Estero
Ara San Juan - nessuna speranza per l'equipaggio del sottomarino scomparso
BUENOS AIRES, 1 DICEMBRE – Due settimane dopo la sparizione dell'Ara San Juan nelle gelide acque dell'Atlantico del Sud, la Marina Militare argentina ha annunciato ufficialmente che esclude ogni possibilità di trarre in salvo i 44 membri del suo equipaggio. [MORE]
Il Capitano Enrique Balbi, portavoce della Marina, ha annunciato che nella ricerca messa in atto “si è già superato il doppio del tempo previsto dai protocolli internazionali per trarre in salvo l'equipaggio di un sottomarino”, per cui a partire da adesso le operazioni saranno programmate esclusivamente per ritrovare lo scafo.
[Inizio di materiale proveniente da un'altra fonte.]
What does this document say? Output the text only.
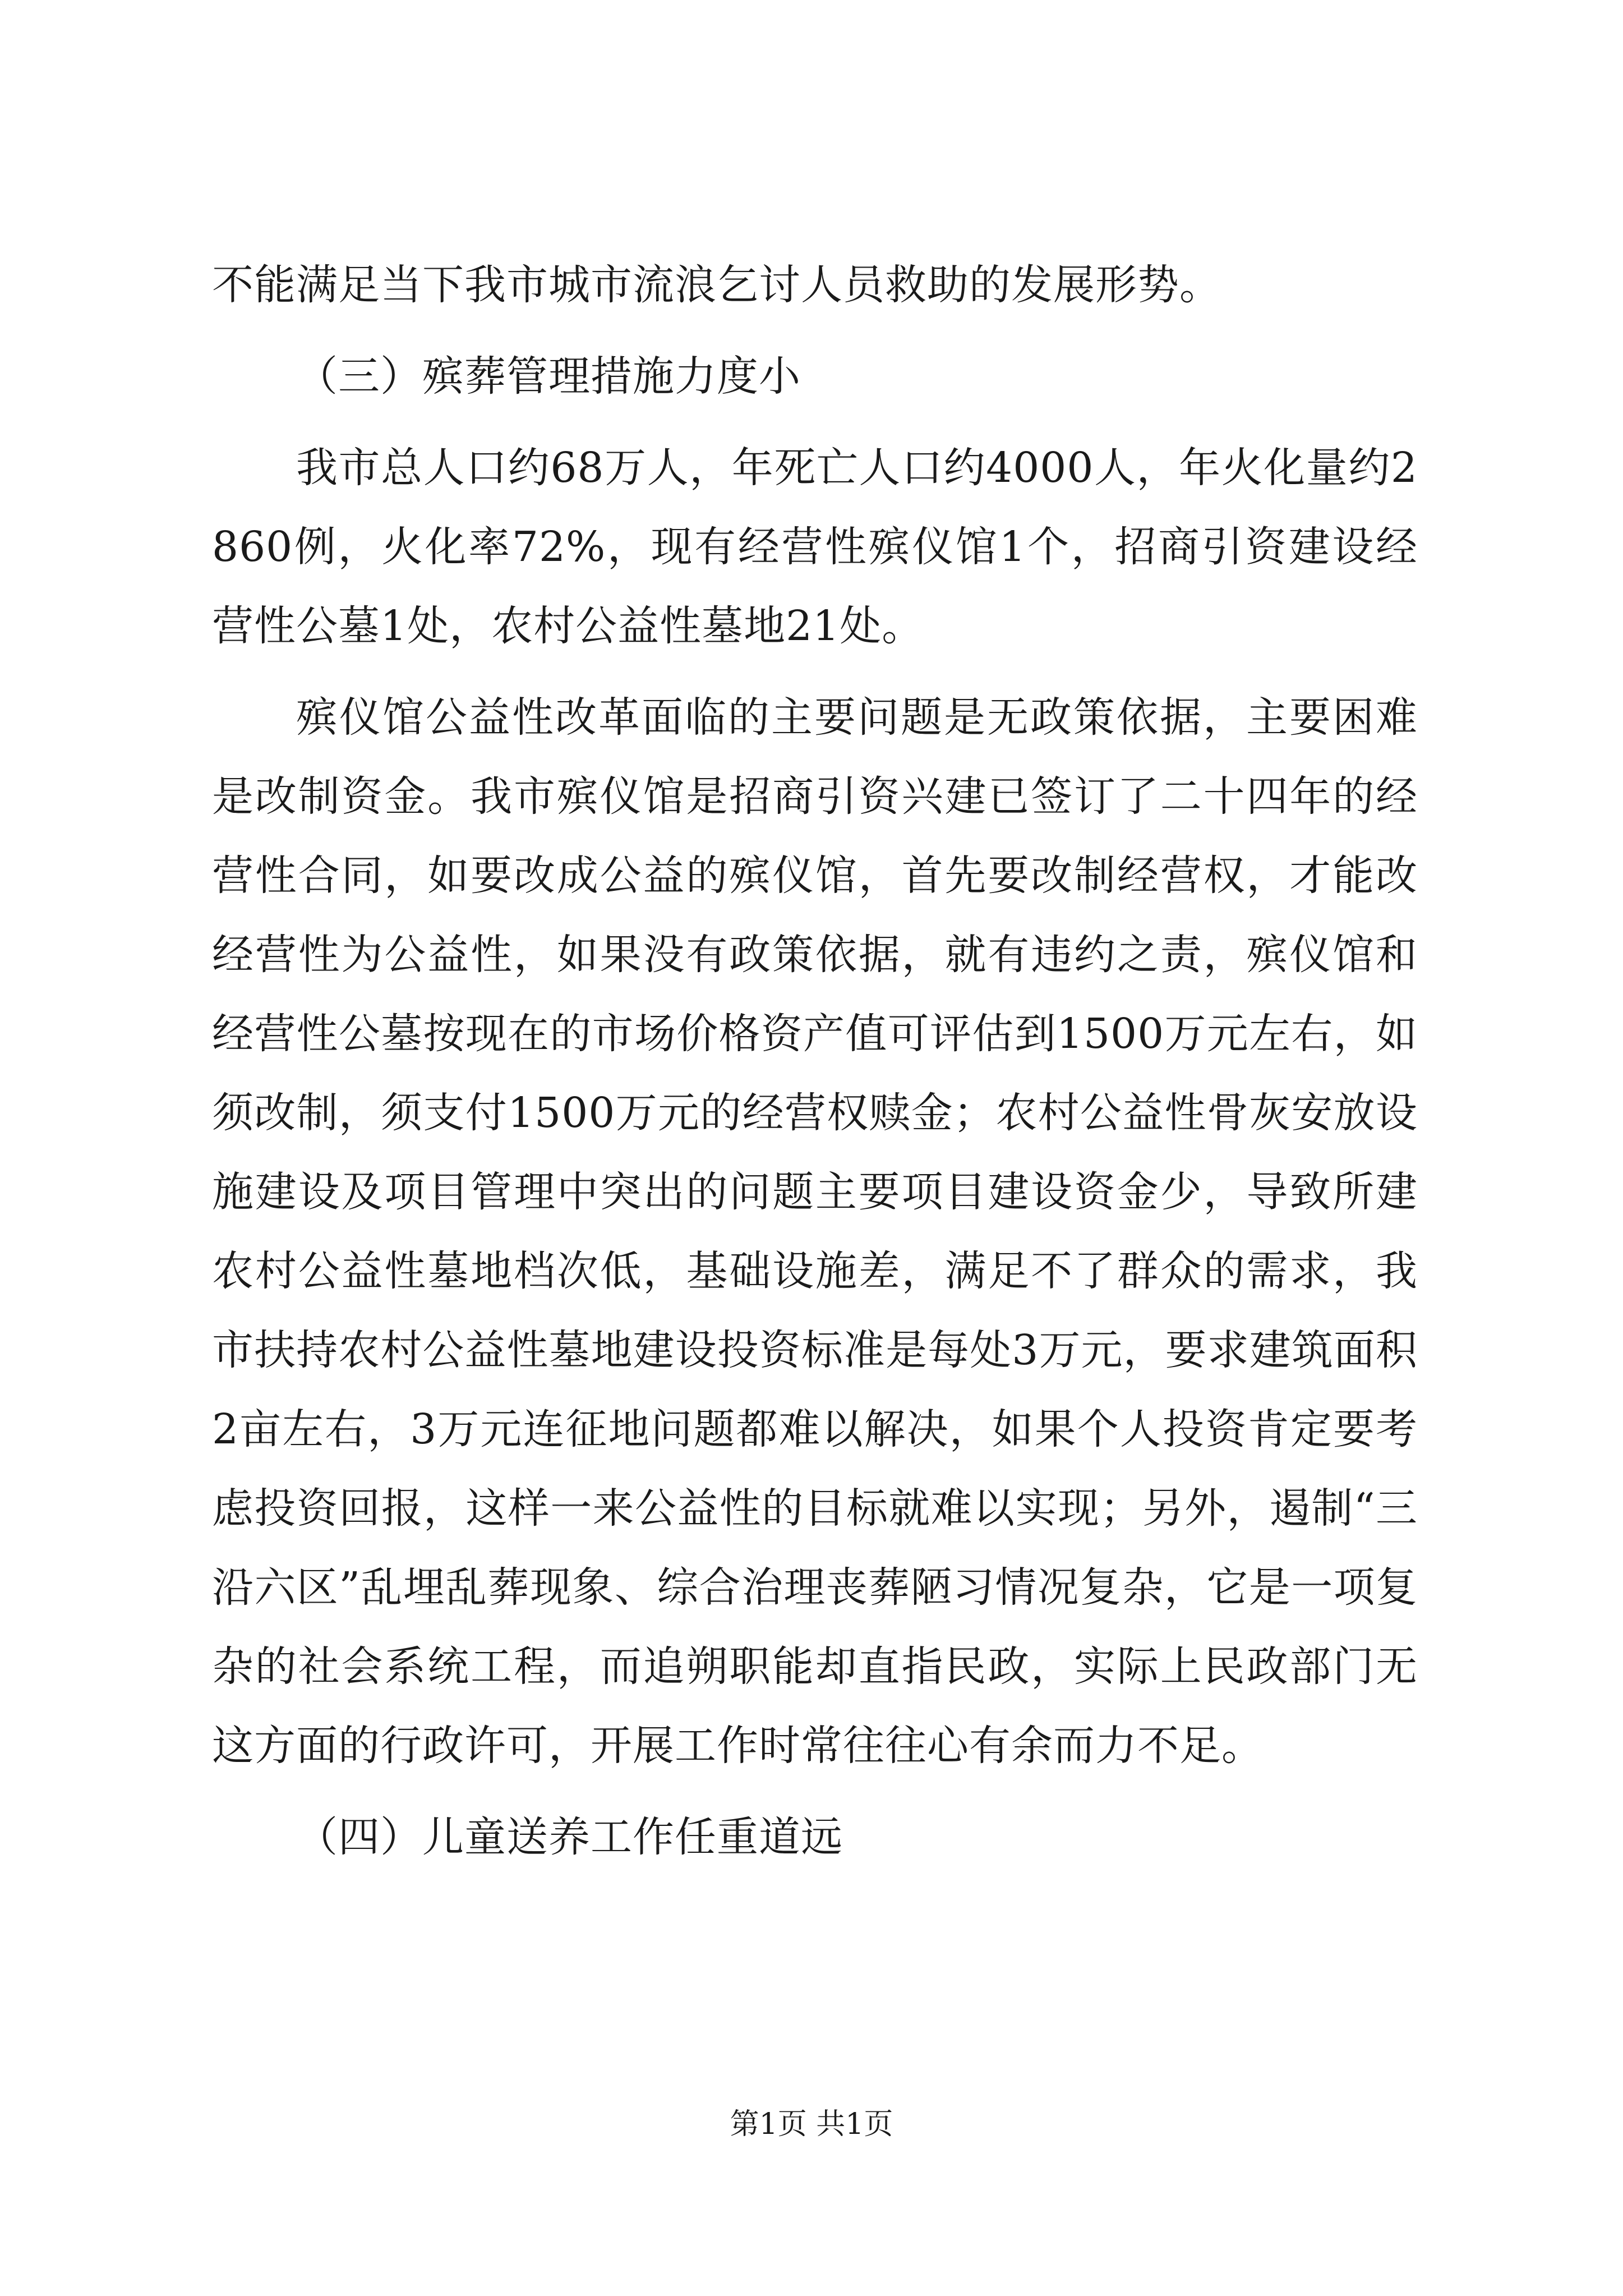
不能满足当下我市城市流浪乞讨人员救助的发展形势。

（三）殡葬管理措施力度小

我市总人口约68万人，年死亡人口约4000人，年火化量约2860例，火化率72%，现有经营性殡仪馆1个，招商引资建设经营性公墓1处，农村公益性墓地21处。

殡仪馆公益性改革面临的主要问题是无政策依据，主要困难是改制资金。我市殡仪馆是招商引资兴建已签订了二十四年的经营性合同，如要改成公益的殡仪馆，首先要改制经营权，才能改经营性为公益性，如果没有政策依据，就有违约之责，殡仪馆和经营性公墓按现在的市场价格资产值可评估到1500万元左右，如须改制，须支付1500万元的经营权赎金；农村公益性骨灰安放设施建设及项目管理中突出的问题主要项目建设资金少，导致所建农村公益性墓地档次低，基础设施差，满足不了群众的需求，我市扶持农村公益性墓地建设投资标准是每处3万元，要求建筑面积2亩左右，3万元连征地问题都难以解决，如果个人投资肯定要考虑投资回报，这样一来公益性的目标就难以实现；另外，遏制“三沿六区”乱埋乱葬现象、综合治理丧葬陋习情况复杂，它是一项复杂的社会系统工程，而追朔职能却直指民政，实际上民政部门无这方面的行政许可，开展工作时常往往心有余而力不足。

（四）儿童送养工作任重道远

第1页 共1页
Si è deciso, infatti, di passare ad una nuova fase della ricerca, nella quale non si impiegheranno più i mezzi e gli uomini necessari per affrontare la più complessa missione di riportare in vita l'equipaggio del sottomarino secondo i protocolli dell’emergenza SAR (search and rescue). In effetti, dopo aver setacciato per 15 giorni con una task force navale ed aerea internazionale (più di 4000 soldati, 28 navi e nove aerei da 18 Paesi) un'area di circa 40 km quadri a partire dall’ultimo punto di contatto del sottomarino con il comando operativo di Mar del Plata (la base verso la quale si dirigeva), non è stata trovata alcuna traccia del naufragio, né segnalato alcun contatto con il San Juan o le sue scialuppe di emergenza.
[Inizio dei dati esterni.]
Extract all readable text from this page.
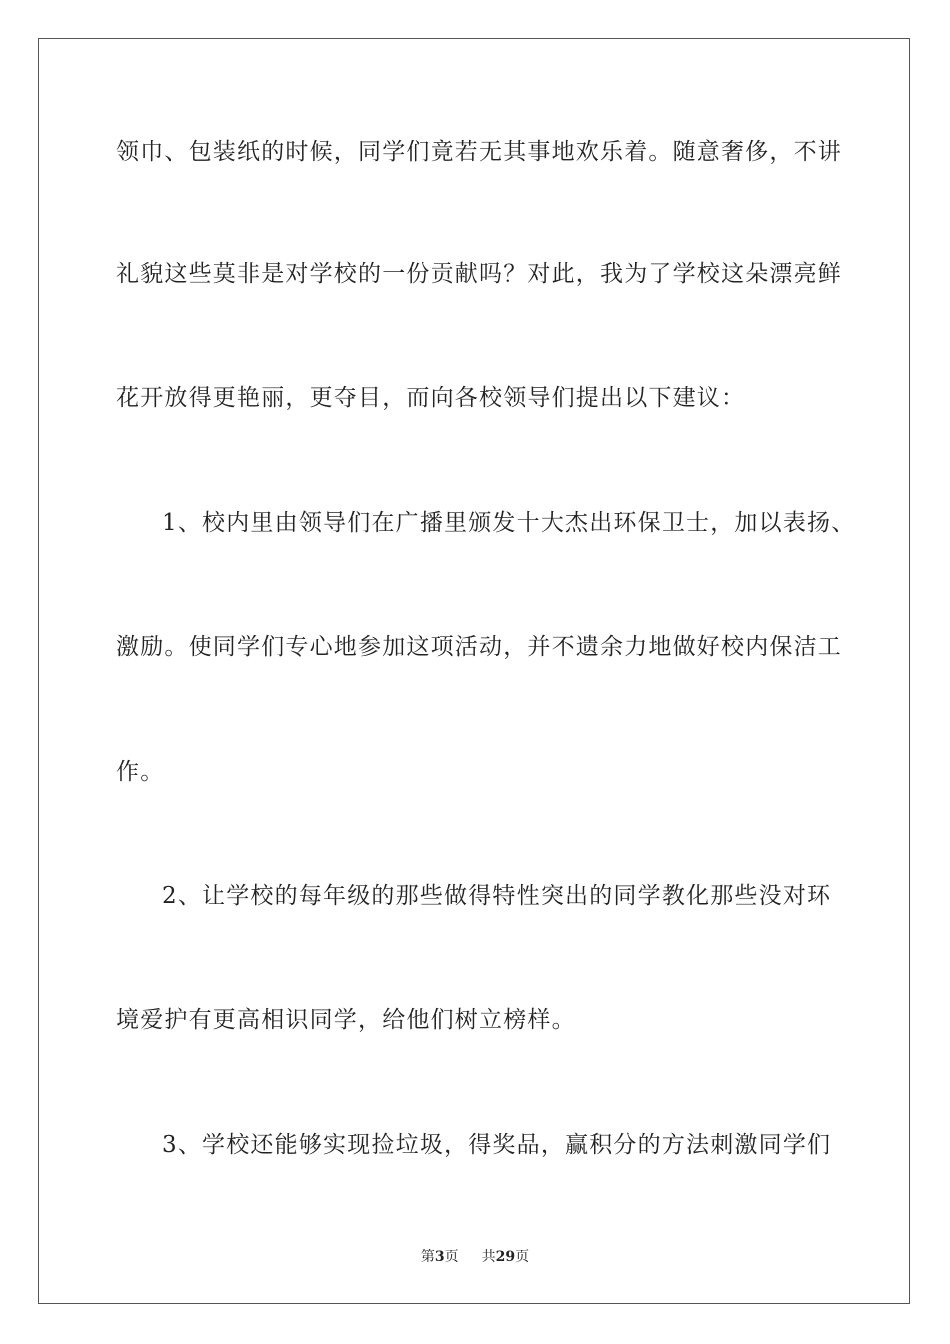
领巾、包装纸的时候，同学们竟若无其事地欢乐着。随意奢侈，不讲
礼貌这些莫非是对学校的一份贡献吗？对此，我为了学校这朵漂亮鲜
花开放得更艳丽，更夺目，而向各校领导们提出以下建议：
1、校内里由领导们在广播里颁发十大杰出环保卫士，加以表扬、
激励。使同学们专心地参加这项活动，并不遗余力地做好校内保洁工
作。
2、让学校的每年级的那些做得特性突出的同学教化那些没对环
境爱护有更高相识同学，给他们树立榜样。
3、学校还能够实现捡垃圾，得奖品，赢积分的方法刺激同学们
第3页 共29页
L’unica certezza è la telefonata satellitare delle 0:30 del 15 novembre, con cui il Comandante del San Juan informava la base di un ingresso di acqua nel sottomarino, che avrebbe scatenato un corto circuito ed un principio di incendio ("fumo senza fiamme") in un blocco di batterie, per cui il sommergibile procedeva a navigare senza le batterie di prua. Lo stesso rapporto è stato poi confermato per iscritto dal comandante cinque ore e mezza dopo (le 6 del mattino). A questo si aggiunge, secondo dati raccolti da agenzie internazionali di monitoraggio degli esperimenti nucleari, che intorno alle 11 del mattino sarebbe stata rilevata una “anomalia idro-acustica”, che risulterebbe compatibile con un’esplosione sottomarina.
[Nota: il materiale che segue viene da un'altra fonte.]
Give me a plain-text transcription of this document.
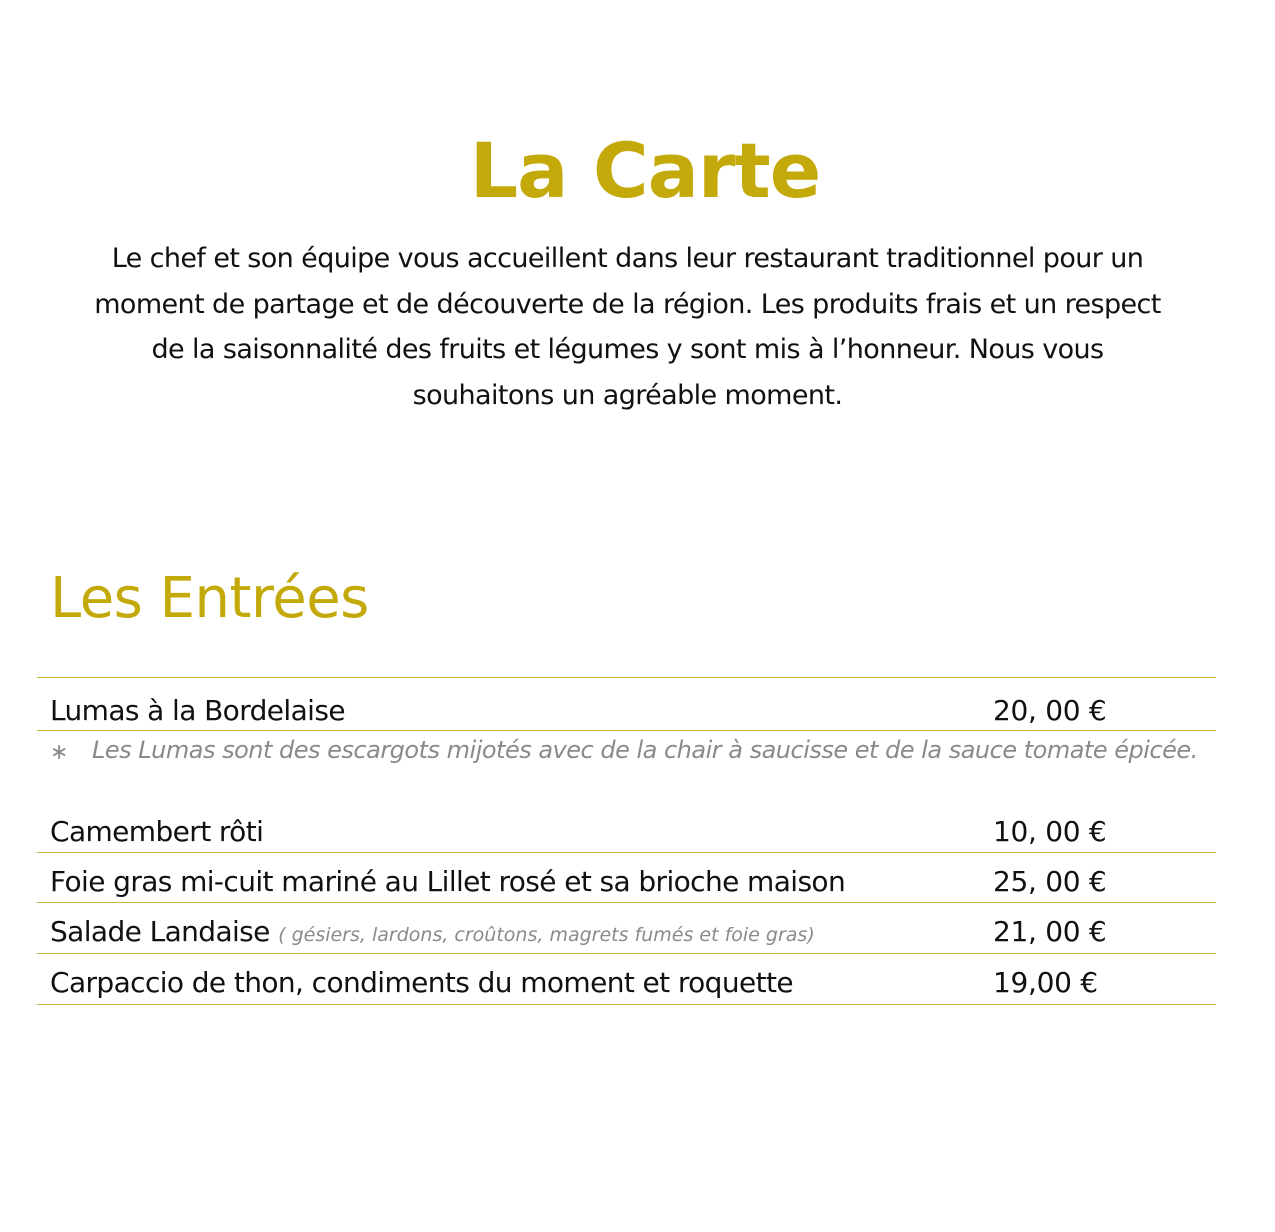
La Carte

Le chef et son équipe vous accueillent dans leur restaurant traditionnel pour un moment de partage et de découverte de la région. Les produits frais et un respect de la saisonnalité des fruits et légumes y sont mis à l’honneur. Nous vous souhaitons un agréable moment.

Les Entrées
Lumas à la Bordelaise	20, 00 €
∗ Les Lumas sont des escargots mijotés avec de la chair à saucisse et de la sauce tomate épicée.
Camembert rôti	10, 00 €
Foie gras mi-cuit mariné au Lillet rosé et sa brioche maison	25, 00 €
Salade Landaise ( gésiers, lardons, croûtons, magrets fumés et foie gras)	21, 00 €
Carpaccio de thon, condiments du moment et roquette	19,00 €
Per questo motivo l’ipotesi formulata dagli esperti consultati dalle autorità è che la maggior parte dei marinai sia morta nel giro di due minuti, dopo la presunta esplosione. È questo ad esempio il parere espresso da Horacio Tobias, capitano di fregata ed ingegnere navale, il quale ha dichiarato al quotidiano “El Clarin” che il sottomarino avrebbe subito una scarica elettrica incontrollata. Ciò avrebbe provocato un’esplosione , con uno squarcio nella carena ed immediato ingresso dell’acqua del mare. Il San Juan sarebbe alla fine affondato a circa 450 km al largo della Patagonia.
Le famiglie di alcuni dei membri dell’equipaggio non hanno ancora perso la speranza, continuando a pregare e deporre fiori intorno al recinto della base navale di Mar Del Plata, ma i familiari di sette marinai hanno invece annunciato di essersi già costituiti come parti civili nel procedimento aperto dalla Magistratura Federale argentina per accertare le eventuali responsabilità nella vicenda. Dopo l'annuncio della sospensione delle ricerche dell'equipaggio, in particolare, l'Avvocato Luis Tagliapietra, padre del tenente di corvetta Alejandro Damian Tagliapietra, che si trovava nel sottomarino, ha dichiarato che la Marina “ha trattato le famiglie in modo crudele e perverso, mentendo in ogni modo possibile, con occultamento di fatti, eufemismi o bugie pure e semplici”.